Invercargill CBD Redevelopment
New Dunedin Hospital (Cadbury’s)
Ceres New Zealand were the preferred contractor by the Ministry of Health for the demolition of the 35,000m2 former Cadbury’s Factory and adjacent buildings to make way for the New Dunedin Hospital.
The works involved a full strip out of the building as well as asbestos removal, lead paint removal and demolition/deconstruction of the structures. The demolition/deconstruction is due for completion in September 2021 before Ceres New Zealand begin the foundation removal, groundworks, and piling.
University of Otago – Dental School (Two Stages)
The project was awarded to Ceres NZ in April 2016 and was complete by mid-July 2016. The demolition project was a part of the enabling works of a multi-million-dollar dental school redeveloped works at University of Otago in Dunedin. The project involves demolition of 5 story concrete adjoining the main building. The project also involved removal of asbestos, demolition of 2 smaller buildings and adjacent building protection. All the work was completed in a live educational campus environment. During the strip-out and asbestos removal phase, additional asbestos was uncovered. Ceres took all necessary steps to safely remove the newly found asbestos containing materials. Ceres NZ employed additional resources to expedite the additional works and kept the project on-schedule for completion in mid July 2016. Working in a live school environment controlling dust, trucks, and noise in the middle of the University. A strong and effective co-ordination with the University authorities, Project Management team, City Council and Ceres NZ ensured an efficient Traffic Management System.
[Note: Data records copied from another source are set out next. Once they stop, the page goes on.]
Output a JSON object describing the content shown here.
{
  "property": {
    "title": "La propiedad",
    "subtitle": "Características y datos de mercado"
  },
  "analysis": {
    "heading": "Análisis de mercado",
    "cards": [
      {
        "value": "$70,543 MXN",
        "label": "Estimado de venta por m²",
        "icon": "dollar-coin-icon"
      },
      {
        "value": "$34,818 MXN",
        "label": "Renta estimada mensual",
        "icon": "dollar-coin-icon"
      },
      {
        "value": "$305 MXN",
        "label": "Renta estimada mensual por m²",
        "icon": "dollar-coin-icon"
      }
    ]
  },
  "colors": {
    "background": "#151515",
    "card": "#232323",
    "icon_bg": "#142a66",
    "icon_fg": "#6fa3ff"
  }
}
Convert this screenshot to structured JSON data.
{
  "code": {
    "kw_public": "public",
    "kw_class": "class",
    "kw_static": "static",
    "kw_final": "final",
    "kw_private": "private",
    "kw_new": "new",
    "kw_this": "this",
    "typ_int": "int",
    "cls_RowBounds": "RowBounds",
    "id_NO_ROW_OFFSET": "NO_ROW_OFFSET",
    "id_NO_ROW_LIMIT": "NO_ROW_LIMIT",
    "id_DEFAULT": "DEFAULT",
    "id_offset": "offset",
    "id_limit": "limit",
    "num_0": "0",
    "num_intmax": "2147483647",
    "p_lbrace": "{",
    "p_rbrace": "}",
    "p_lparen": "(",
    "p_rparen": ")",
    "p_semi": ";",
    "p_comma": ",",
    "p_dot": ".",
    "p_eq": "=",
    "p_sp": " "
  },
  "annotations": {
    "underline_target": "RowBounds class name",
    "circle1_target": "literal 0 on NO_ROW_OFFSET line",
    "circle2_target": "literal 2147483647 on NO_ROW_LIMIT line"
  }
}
Any disturbance to the day-to-day activities of the University was communicated well in advance to minimize disruption.
The Tahuna Pavilion decontamination project was put up for tender on behalf of Dunedin City Council and Ceres NZ LLC were successful in their proposal.
The project involved an initial environmental fine clean & detail of the interior which was discovered to contain asbestos dust which was a direct result of the delaminating “super six” roofing above.
Once the internal works were completed the roofing was removed utilising MEWPs and encapsulating the roof sheets prior to removal using an asbestos encapsulating paint.
There were numerous materials stacked outside the perimeter of the building which had been placed there over the previous few years and were all to be sent away as contamainted waste.
Once the initial exterior clean-up was completed the outer perimeter required a soil scrape from asbestos in the soil which was discovered and successfully remediated.
The roof area of the building was around 1,050m2 and was completed in 6 weeks a week ahead of schedule.
Dunedin Railway Station
Ceres New Zealand were approached by Feldspar on behalf of the Dunedin City Council to carry out remediation works to Dunedin Railway Station after an asbestos survey had been carried out prior to refurbishment works taking place. The survey revealed asbestos dust from swab samples taken which were due to historical maintenance work on pipework which had previously been removed. To enable safe access to the ceiling space a fixed scaffold staircase and platform was erected with a ladder on the platform to access the area, scaffold boards wrapped in 1000-gauge polythene were utilised as walk boards for areas without a walkway. A full enclosure was constructed around the scaffold and all vents and penetrations were sealed prior to remediation works commencing. All batts and insulation materials to pipework, air handling units and calorifiers was sprayed, removed, and placed into asbestos waste bags as contaminated waste as it would not be possible to decontaminated due to the nature of the product. A full environmental fine clean & detail was carried out utilising a combination of “Hepa” type vacuums, takrags and wet wipes were used to ensure no dust/debris remained. Background control monitoring was carried out by an independent assessor during all aspects of the removal works to ensure compliance that all ambient air levels were below the control limit of <0.010 f/ml. Once all remediation works were completed the enclosure underwent a four-stage clearance by an independent assessor who carried out a visual examination, took swab samples and finally carried out re-assurance air monitoring within the enclosure and once all clear was given back to a very happy client.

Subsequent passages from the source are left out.